All the songs are strong on this album. Dylan has never skimped on having crack musicians on tour or on his recordings and this is over half of what makes these songs and his late period stuff in general so good to me. The first track called Beyond Lies Nothing is a slow burn blues walk that gets you prepared for what's to come. Track three called My Wife's Hometown sounds like the channeling of Howlin' Wolf's Taildragger or even Smokestack Lightening. Track seven called This Dream of You has a nice Tex-Mex-y country sound to it that most would not find familiar in Bob's repertoire.
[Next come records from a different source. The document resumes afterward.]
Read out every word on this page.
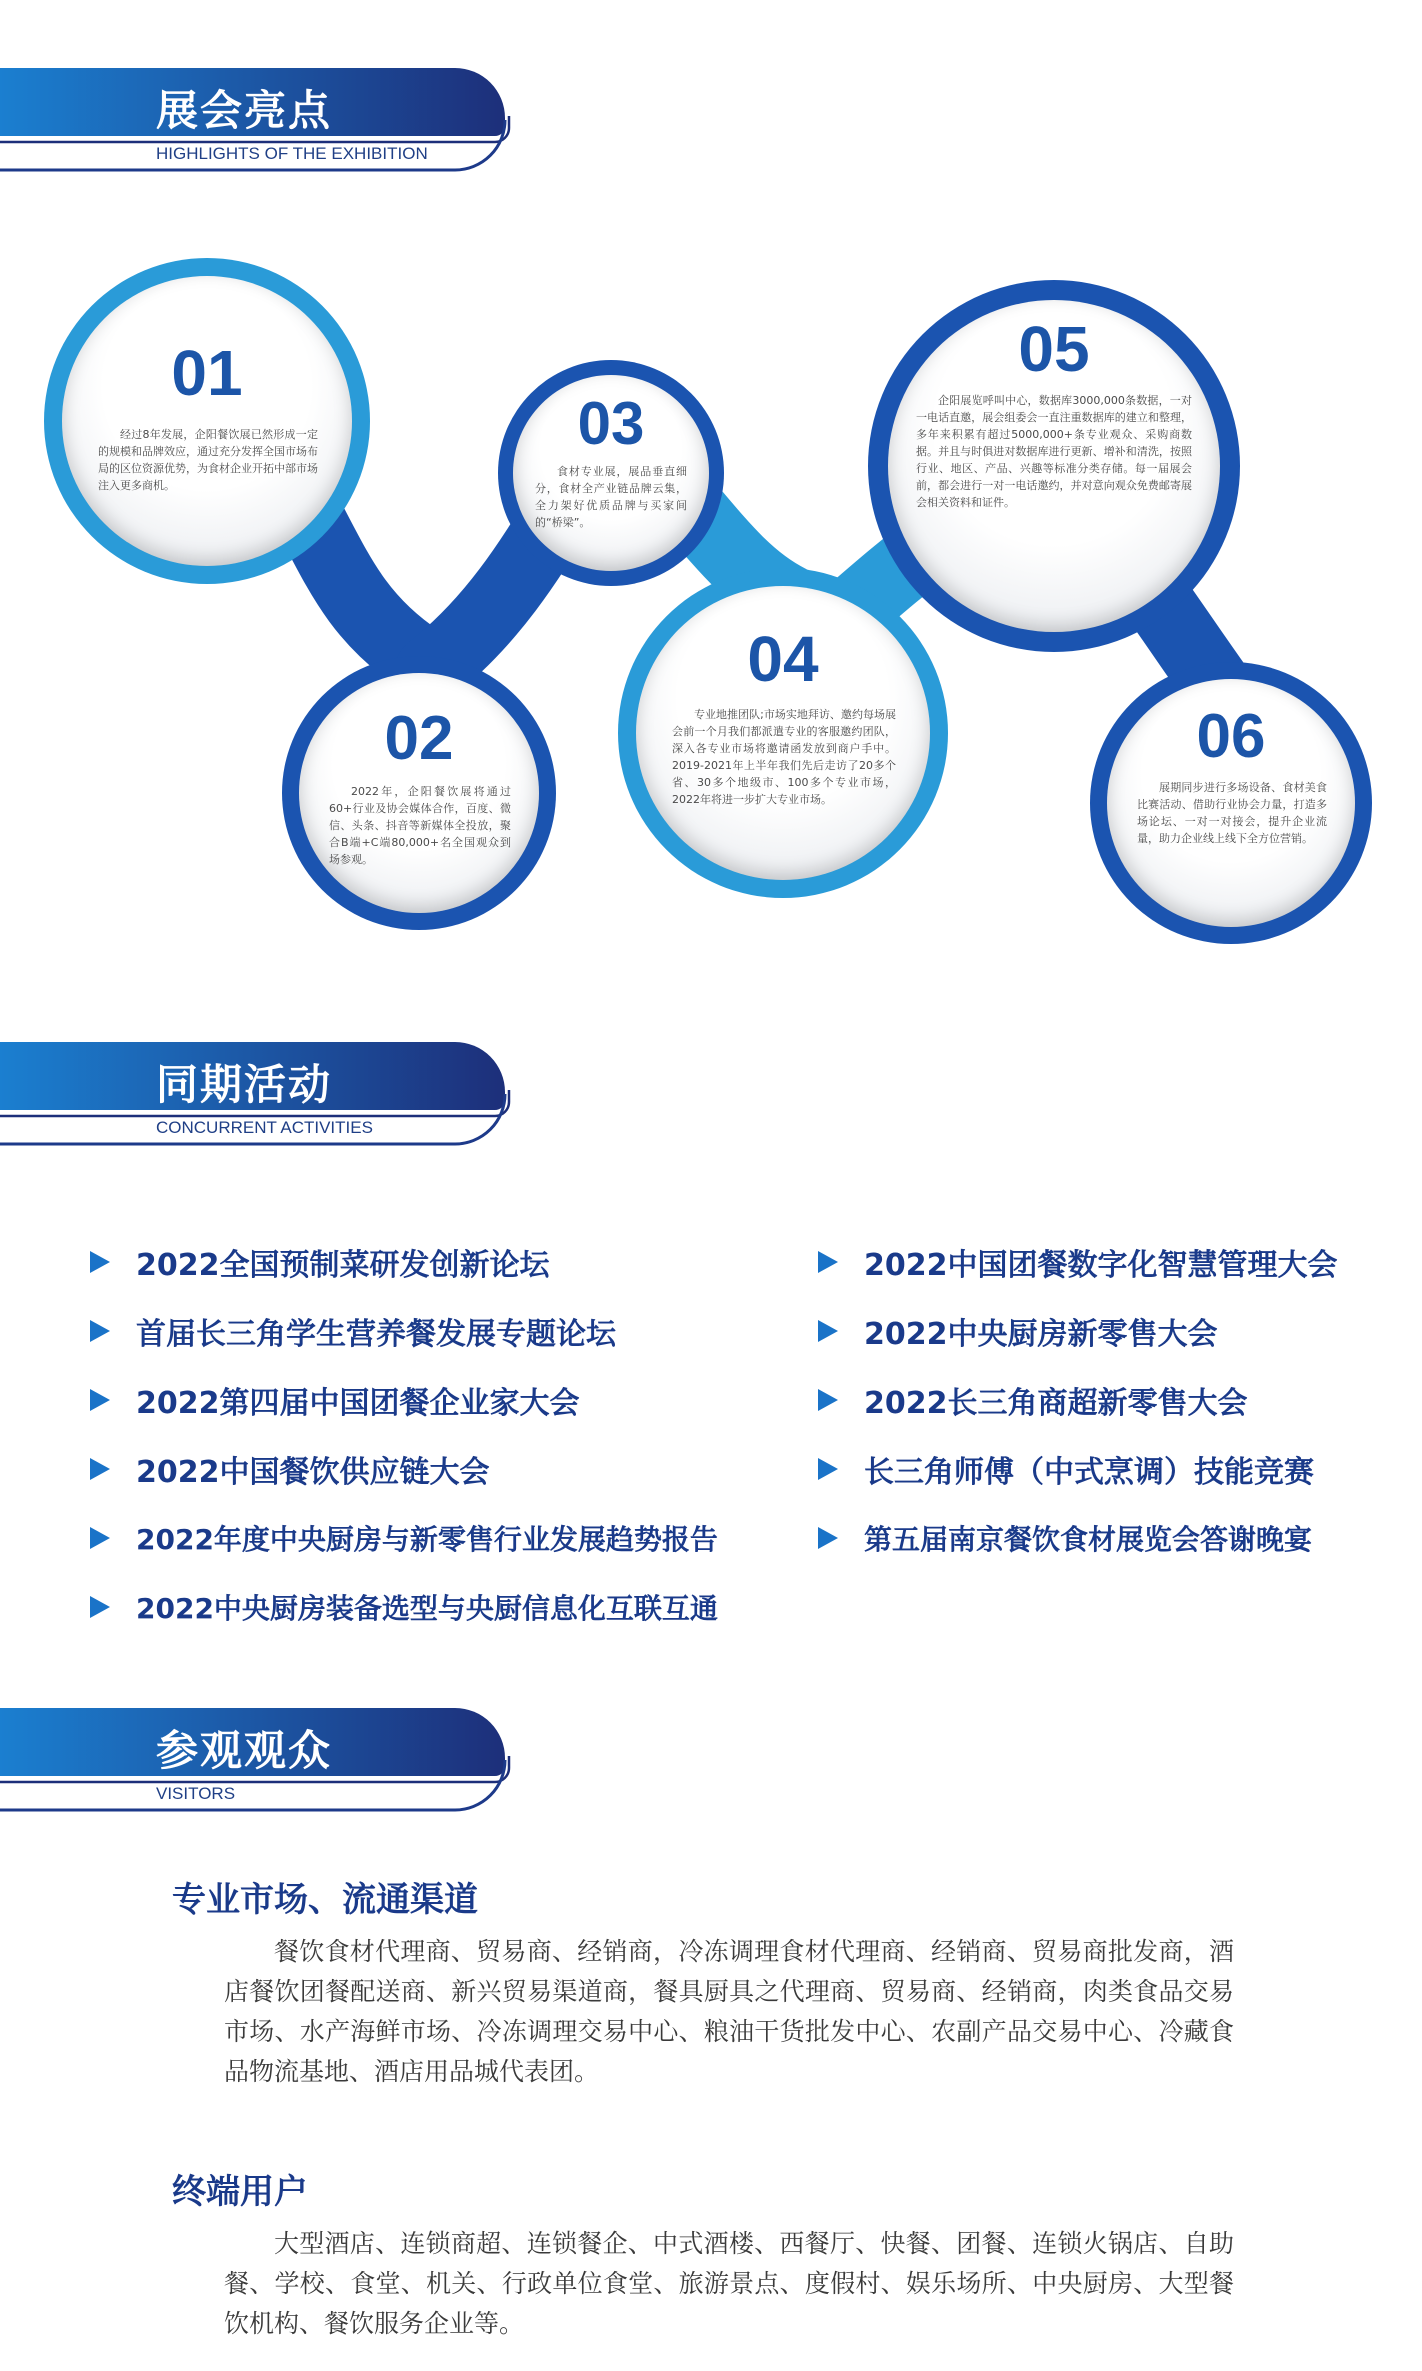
展会亮点
HIGHLIGHTS OF THE EXHIBITION
01
经过8年发展，企阳餐饮展已然形成一定的规模和品牌效应，通过充分发挥全国市场布局的区位资源优势，为食材企业开拓中部市场注入更多商机。
02
2022年，企阳餐饮展将通过60+行业及协会媒体合作，百度、微信、头条、抖音等新媒体全投放，聚合B端+C端80,000+名全国观众到场参观。
03
食材专业展，展品垂直细分，食材全产业链品牌云集，全力架好优质品牌与买家间的“桥梁”。
04
专业地推团队;市场实地拜访、邀约每场展会前一个月我们都派遣专业的客服邀约团队，深入各专业市场将邀请函发放到商户手中。2019-2021年上半年我们先后走访了20多个省、30多个地级市、100多个专业市场，2022年将进一步扩大专业市场。
05
企阳展览呼叫中心，数据库3000,000条数据，一对一电话直邀，展会组委会一直注重数据库的建立和整理，多年来积累有超过5000,000+条专业观众、采购商数据。并且与时俱进对数据库进行更新、增补和清洗，按照行业、地区、产品、兴趣等标准分类存储。每一届展会前，都会进行一对一电话邀约，并对意向观众免费邮寄展会相关资料和证件。
06
展期同步进行多场设备、食材美食比赛活动、借助行业协会力量，打造多场论坛、一对一对接会，提升企业流量，助力企业线上线下全方位营销。
同期活动
CONCURRENT ACTIVITIES
2022全国预制菜研发创新论坛
首届长三角学生营养餐发展专题论坛
2022第四届中国团餐企业家大会
2022中国餐饮供应链大会
2022年度中央厨房与新零售行业发展趋势报告
2022中央厨房装备选型与央厨信息化互联互通
2022中国团餐数字化智慧管理大会
2022中央厨房新零售大会
2022长三角商超新零售大会
长三角师傅（中式烹调）技能竞赛
第五届南京餐饮食材展览会答谢晚宴
参观观众
VISITORS
专业市场、流通渠道
餐饮食材代理商、贸易商、经销商，冷冻调理食材代理商、经销商、贸易商批发商，酒店餐饮团餐配送商、新兴贸易渠道商，餐具厨具之代理商、贸易商、经销商，肉类食品交易市场、水产海鲜市场、冷冻调理交易中心、粮油干货批发中心、农副产品交易中心、冷藏食品物流基地、酒店用品城代表团。
终端用户
大型酒店、连锁商超、连锁餐企、中式酒楼、西餐厅、快餐、团餐、连锁火锅店、自助餐、学校、食堂、机关、行政单位食堂、旅游景点、度假村、娱乐场所、中央厨房、大型餐饮机构、餐饮服务企业等。
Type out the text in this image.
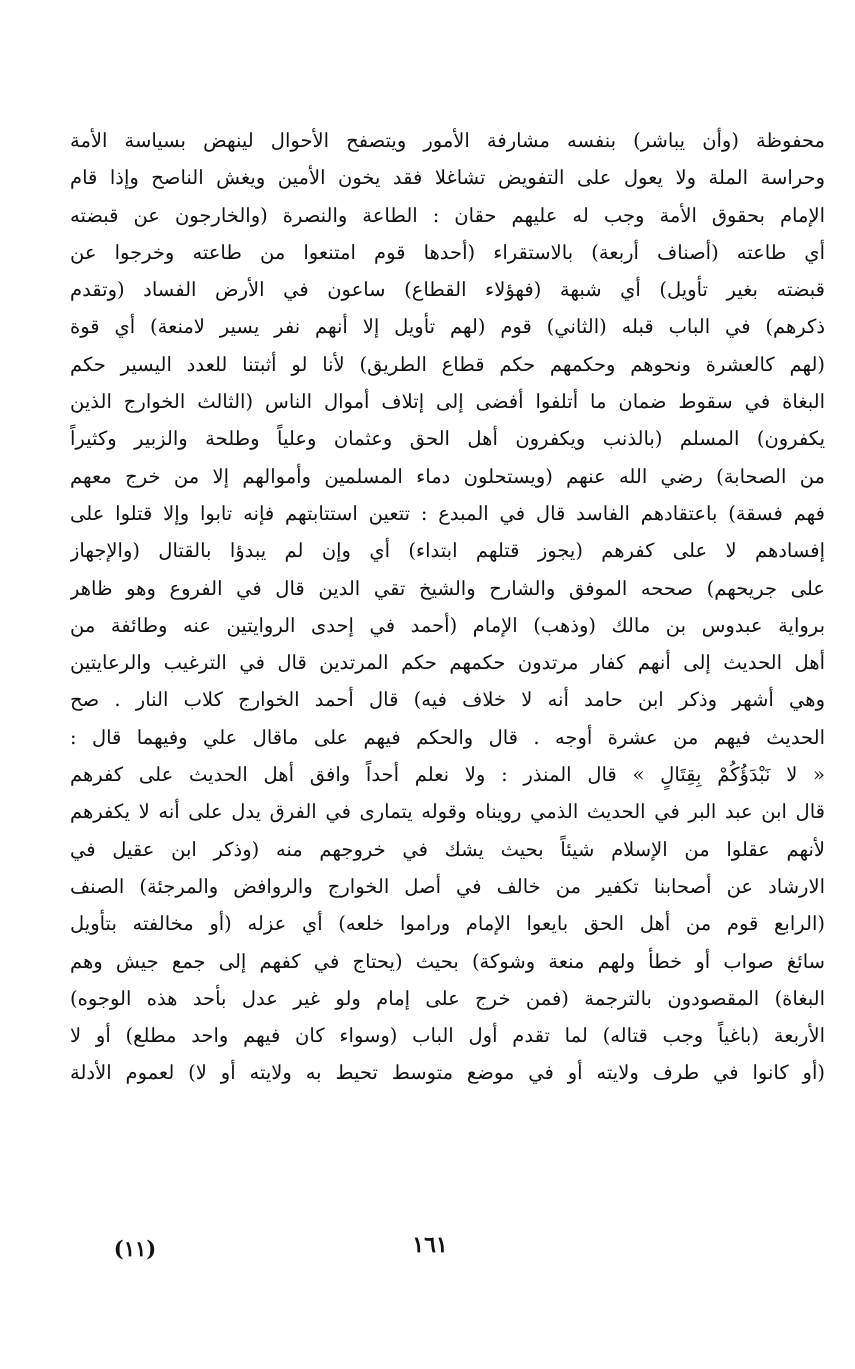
محفوظة (وأن يباشر) بنفسه مشارفة الأمور ويتصفح الأحوال لينهض بسياسة الأمة
وحراسة الملة ولا يعول على التفويض تشاغلا فقد يخون الأمين ويغش الناصح وإذا قام
الإمام بحقوق الأمة وجب له عليهم حقان : الطاعة والنصرة (والخارجون عن قبضته
أي طاعته (أصناف أربعة) بالاستقراء (أحدها قوم امتنعوا من طاعته وخرجوا عن
قبضته بغير تأويل) أي شبهة (فهؤلاء القطاع) ساعون في الأرض الفساد (وتقدم
ذكرهم) في الباب قبله (الثاني) قوم (لهم تأويل إلا أنهم نفر يسير لامنعة) أي قوة
(لهم كالعشرة ونحوهم وحكمهم حكم قطاع الطريق) لأنا لو أثبتنا للعدد اليسير حكم
البغاة في سقوط ضمان ما أتلفوا أفضى إلى إتلاف أموال الناس (الثالث الخوارج الذين
يكفرون) المسلم (بالذنب ويكفرون أهل الحق وعثمان وعلياً وطلحة والزبير وكثيراً
من الصحابة) رضي الله عنهم (ويستحلون دماء المسلمين وأموالهم إلا من خرج معهم
فهم فسقة) باعتقادهم الفاسد قال في المبدع : تتعين استتابتهم فإنه تابوا وإلا قتلوا على
إفسادهم لا على كفرهم (يجوز قتلهم ابتداء) أي وإن لم يبدؤا بالقتال (والإجهاز
على جريحهم) صححه الموفق والشارح والشيخ تقي الدين قال في الفروع وهو ظاهر
برواية عبدوس بن مالك (وذهب) الإمام (أحمد في إحدى الروايتين عنه وطائفة من
أهل الحديث إلى أنهم كفار مرتدون حكمهم حكم المرتدين قال في الترغيب والرعايتين
وهي أشهر وذكر ابن حامد أنه لا خلاف فيه) قال أحمد الخوارج كلاب النار . صح
الحديث فيهم من عشرة أوجه . قال والحكم فيهم على ماقال علي وفيهما قال :
« لا نَبْدَؤُكُمْ بِقِتَالٍ » قال المنذر : ولا نعلم أحداً وافق أهل الحديث على كفرهم
قال ابن عبد البر في الحديث الذمي رويناه وقوله يتمارى في الفرق يدل على أنه لا يكفرهم
لأنهم عقلوا من الإسلام شيئاً بحيث يشك في خروجهم منه (وذكر ابن عقيل في
الارشاد عن أصحابنا تكفير من خالف في أصل الخوارج والروافض والمرجئة) الصنف
(الرابع قوم من أهل الحق بايعوا الإمام وراموا خلعه) أي عزله (أو مخالفته بتأويل
سائغ صواب أو خطأ ولهم منعة وشوكة) بحيث (يحتاج في كفهم إلى جمع جيش وهم
البغاة) المقصودون بالترجمة (فمن خرج على إمام ولو غير عدل بأحد هذه الوجوه)
الأربعة (باغياً وجب قتاله) لما تقدم أول الباب (وسواء كان فيهم واحد مطلع) أو لا
(أو كانوا في طرف ولايته أو في موضع متوسط تحيط به ولايته أو لا) لعموم الأدلة
١٦١
(١١)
But as with all Americana that he does he makes it his sound and it works great!
I picked up the deluxe version of this CD which includes an interview disc DVD which I have not viewed called Roy Silver - The Lost Interview. But the real extra-special coolness CD extra is a recording of Bob Dylan's satellite radio show called Bob Dylan's Theme Time Radio Hour (in this recording 'Friends & Neighbors'). Bob does the programming of Americana both familiar and obscure surveying items anywhere in time of the past 60 years. Best part, he talks and does great setup for the tunes.
Anyway I suggest picking the Deluxe Edition of Together Though Life.